Presente no Sportscenter desta sexta-feira, Mário Marra cobrou uma punição aos gritos homofóbicos de parte da torcida do Flamengo no clássico contra o Fluminense, pela semifinal da Taça Guanabara. Aproveitando o julgamento realizado pelo Tribunal de Justiça Desportiva do Estado do Rio de Janeiro (TJD-RJ), o comentarista afirmou que a ação de ofender merece punição.

"É um processo cultural, longo... Por exemplo, a partir de que chamar uma pessoa de bicha é ofensa? Entenda, eu acho que gente não pode reproduzir, porque você acaba externando e aumentando a distância de dificuldade de convivência, mas, na minha cabeça, eu falar isso... Primeiro, eu não falaria. Segundo, não é um mal para a pessoa ser o que ela é", iniciou Marra.

"E isso vale para vários outros tipos de ofensa", observou Gustavo Zupak.

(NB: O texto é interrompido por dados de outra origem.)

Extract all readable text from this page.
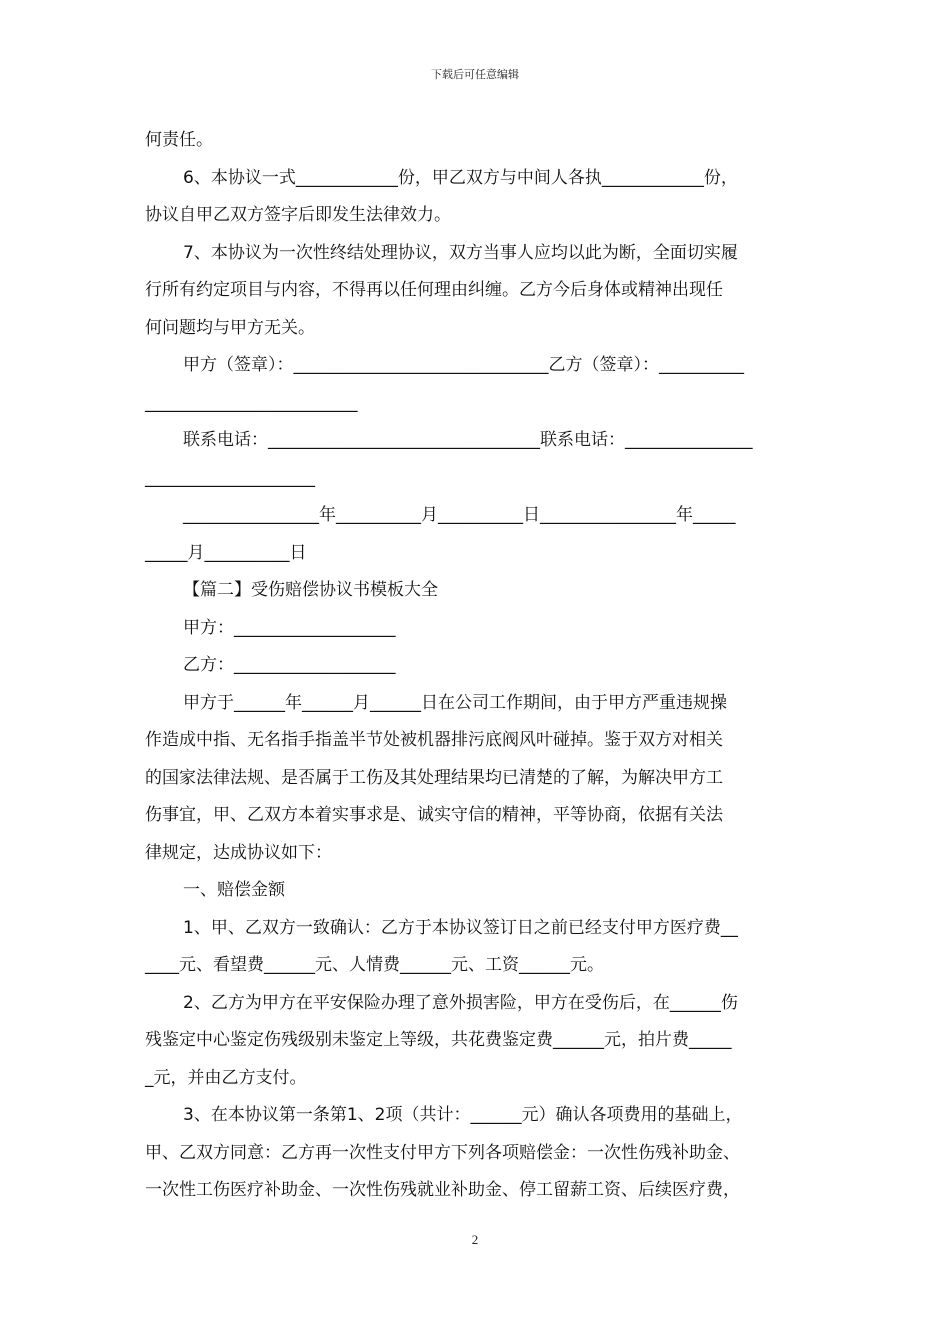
下载后可任意编辑
何责任。
6、本协议一式____________份，甲乙双方与中间人各执____________份，
协议自甲乙双方签字后即发生法律效力。
7、本协议为一次性终结处理协议，双方当事人应均以此为断，全面切实履
行所有约定项目与内容，不得再以任何理由纠缠。乙方今后身体或精神出现任
何问题均与甲方无关。
甲方（签章）：______________________________乙方（签章）：__________
_________________________
联系电话：________________________________联系电话：_______________
____________________
________________年__________月__________日________________年_____
_____月__________日
【篇二】受伤赔偿协议书模板大全
甲方：___________________
乙方：___________________
甲方于______年______月______日在公司工作期间，由于甲方严重违规操
作造成中指、无名指手指盖半节处被机器排污底阀风叶碰掉。鉴于双方对相关
的国家法律法规、是否属于工伤及其处理结果均已清楚的了解，为解决甲方工
伤事宜，甲、乙双方本着实事求是、诚实守信的精神，平等协商，依据有关法
律规定，达成协议如下：
一、赔偿金额
1、甲、乙双方一致确认：乙方于本协议签订日之前已经支付甲方医疗费__
____元、看望费______元、人情费______元、工资______元。
2、乙方为甲方在平安保险办理了意外损害险，甲方在受伤后，在______伤
残鉴定中心鉴定伤残级别未鉴定上等级，共花费鉴定费______元，拍片费_____
_元，并由乙方支付。
3、在本协议第一条第1、2项（共计：______元）确认各项费用的基础上，
甲、乙双方同意：乙方再一次性支付甲方下列各项赔偿金：一次性伤残补助金、
一次性工伤医疗补助金、一次性伤残就业补助金、停工留薪工资、后续医疗费，
2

"Mas, uma coisa é você falar 'Você é uma bicha', e outra é você falar 'Ele é homossexual'. A gente sabe o contexto da história", completou Marcela Rafael.

"Mas eu entendo que isso precisa mudar, e é preciso partir de um início. O início, infelizmente, vai ter que ser pela punição. É uma coisa muito ridícula o que eu vou falar, mas, quando você chama 'Seu filho da...', você, muitas vezes, não está falando mal das pessoas que estão trabalhando com o corpo. Você apenas está querendo ofender, e querer ofender, para mim, já tem que punir. Por mais que eu não concorde que a mãe do cara tem um problema... Ela faz da vida dela o que ela quiser... A atitude da ofensa, que, para mim, não precisa ser individual, merece uma punição", concluiu Marra.

Em julgamento realizado na tarde de hoje (20), o Flamengo foi condenado a pagar R$ 50 mil pelos cânticos "time de veado" de parte da torcida durante o clássico. Ainda cabe recurso. Na ocasião, após o grito de "pague as famílias", proferidos pelos tricolores em alusão à tragédia do Ninho do Urubu, os rubro-negros responderam com os cantos de cunho homofóbico.

O tribunal não entendeu que houve homofobia no caso, mas que os gritos foram ofensivos à torcida adversária. Desta forma, o Rubro-Negro foi enquadrado no artigo artigo 191, que aponta "deixar de cumprir ou dificultar o cumprimento de regulamento de competição", mas absolvido no 243-G, "praticar ato discriminatório, desdenhoso ou ultrajante, relacionado a preconceito", do Código Brasileiro de Justiça Desportiva (CBJD).